Real world theragenomics and personalised medicine
Last Updated on June 26, 2022 by Joseph Gut – thasso
June 23, 2022 – Expansion of pharmacogenetics education agreed as part of lawsuit settlement. This has just been the headline objective of one of the latest blogs from the PharmGKB blogspot, an NIH-funded resource (database) that provides information about how human genetic variation affects responses of individual patients to medications.
The post talks about the outcome of a lawsuit settlement, in the State of Oregon in the USA, in which the fate of a patient played the central role. This patient, David, the husband of Madam Joanne McIntyre, died as a result of severe capecitabine toxicity. David carried an allelic variant in the DPYD gene, which encodes the DPD enzyme. The DPD enzyme is involved in metabolism of fluoropyrimidine drugs, such as Xeloda (Capecitabine), HCFU (Carmofur), Doxifluridine, Adrucil (Fluorouracil), and Tegafur. Some genetic variants in the DPYD gene, such as those that David carried, can inactivate the DPD enzyme, leading to DPD deficiency. Patients with DPD deficiency are unable to properly metabolize fluoropyrimidine drugs, including Xeloda (Capecitabine), and are at risk of experiencing severe, if not fatal, drug toxicity. In fact, the FDA’s drug label carries a very prominent warning in it’s “Warning and Precaution” section to that effect, saying that patients with DPYD genetic defects (variations) be excluded from therapy with Xeloda (Capecitabine) which was approved by the FDA in 1998 as a nucleoside metabolic inhibitor with antineoplastic activity indicated for adjuvant colon cancer, metastatic colorectal cancer, and metastatic breast cancer.

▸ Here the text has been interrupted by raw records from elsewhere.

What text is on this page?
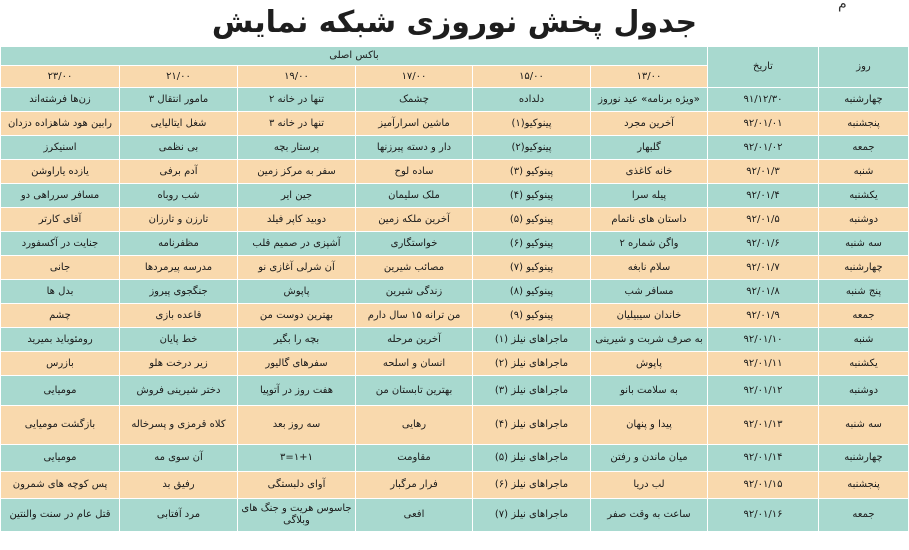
م
جدول پخش نوروزی شبکه نمایش
روز	تاریخ	باکس اصلی					
		۱۳/۰۰	۱۵/۰۰	۱۷/۰۰	۱۹/۰۰	۲۱/۰۰	۲۳/۰۰
چهارشنبه	۹۱/۱۲/۳۰	«ویژه برنامه» عید نوروز	دلداده	چشمک	تنها در خانه ۲	مامور انتقال ۳	زن‌ها فرشته‌اند
پنجشنبه	۹۲/۰۱/۰۱	آخرین مجرد	پینوکیو(۱)	ماشین اسرارآمیز	تنها در خانه ۳	شغل ایتالیایی	رابین هود شاهزاده دزدان
جمعه	۹۲/۰۱/۰۲	گلبهار	پینوکیو(۲)	دار و دسته پیرزنها	پرستار بچه	بی نظمی	اسنیکرز
شنبه	۹۲/۰۱/۳	خانه کاغذی	پینوکیو (۳)	ساده لوح	سفر به مرکز زمین	آدم برفی	یازده یاراوشن
یکشنبه	۹۲/۰۱/۴	پیله سرا	پینوکیو (۴)	ملک سلیمان	جین ایر	شب روباه	مسافر سرراهی دو
دوشنبه	۹۲/۰۱/۵	داستان های ناتمام	پینوکیو (۵)	آخرین ملکه زمین	دوبید کاپر فیلد	تارزن و تارزان	آقای کارتر
سه شنبه	۹۲/۰۱/۶	واگن شماره ۲	پینوکیو (۶)	خواستگاری	آشپزی در صمیم قلب	مظفرنامه	جنایت در آکسفورد
چهارشنبه	۹۲/۰۱/۷	سلام نابغه	پینوکیو (۷)	مصائب شیرین	آن شرلی آغازی نو	مدرسه پیرمردها	جانی
پنج شنبه	۹۲/۰۱/۸	مسافر شب	پینوکیو (۸)	زندگی شیرین	پاپوش	جنگجوی پیروز	بدل ها
جمعه	۹۲/۰۱/۹	خاندان سیبیلیان	پینوکیو (۹)	من ترانه ۱۵ سال دارم	بهترین دوست من	قاعده بازی	چشم
شنبه	۹۲/۰۱/۱۰	به صرف شربت و شیرینی	ماجراهای نیلز (۱)	آخرین مرحله	بچه را بگیر	خط پایان	رومئوباید بمیرید
یکشنبه	۹۲/۰۱/۱۱	پاپوش	ماجراهای نیلز (۲)	انسان و اسلحه	سفرهای گالیور	زیر درخت هلو	بازرس
دوشنبه	۹۲/۰۱/۱۲	به سلامت بانو	ماجراهای نیلز (۳)	بهترین تابستان من	هفت روز در آتوپیا	دختر شیرینی فروش	مومیایی
سه شنبه	۹۲/۰۱/۱۳	پیدا و پنهان	ماجراهای نیلز (۴)	رهایی	سه روز بعد	کلاه قرمزی و پسرخاله	بازگشت مومیایی
چهارشنبه	۹۲/۰۱/۱۴	میان ماندن و رفتن	ماجراهای نیلز (۵)	مقاومت	۱+۱=۳	آن سوی مه	مومیایی
پنجشنبه	۹۲/۰۱/۱۵	لب دریا	ماجراهای نیلز (۶)	فرار مرگبار	آوای دلبستگی	رفیق بد	پس کوچه های شمرون
جمعه	۹۲/۰۱/۱۶	ساعت به وقت صفر	ماجراهای نیلز (۷)	افعی	جاسوس هریت و جنگ های وبلاگی	مرد آفتابی	قتل عام در سنت والنتین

In terms of real world theragenomic and personalized medicine, apparently the patient David had been genetically tested and found DPYP gene deficient. And apparently, the treating organization, a clinic at the Oregon Health & Science University (OHSU), was aware of this findings, yet did not stop to treat patient David with Xeloda (Capecitabine), despite all the qualified drug warnings about the serious risks for patient with this condition. This we can deduce from the lawsuit settlement mentioned above. In effect, David McIntyre was diagnosed with bile duct cancer in September 2018 and sought treatment from OHSU. But because of the genetic condition of
DPYD-deficiency that affects as many as 8% of people, his body couldn’t process one (i.e., Xeloda (Capecitabine) of the chemotherapy drugs he received from the hospital. He became extremely ill, with vomiting, a rash and diarrhea. Sadly, by the time doctors gave him the antidote, it was too late for it to be effective. The 78-year-old patient died on December 12, 2018. But, as Joanne McIntyre, his widow, learned, David didn’t have to die. Not only are there genetic tests for the DPYP-deficiency condition, there are also clinical guidances in place on how to reverse a unwanted reaction to the drug Xeloda (Capecitabine) if the patient is showing symptoms.
Following and applying such measures of theragenomic and personalized medicine could nowadays be expected, particularly in the clinic of an University. Apparently not in this case; seemingly the University never informed the patient about his genetic condition, that it can be tested for, nor did the treating physicians give the patient the antidote in time, according to the lawsuit.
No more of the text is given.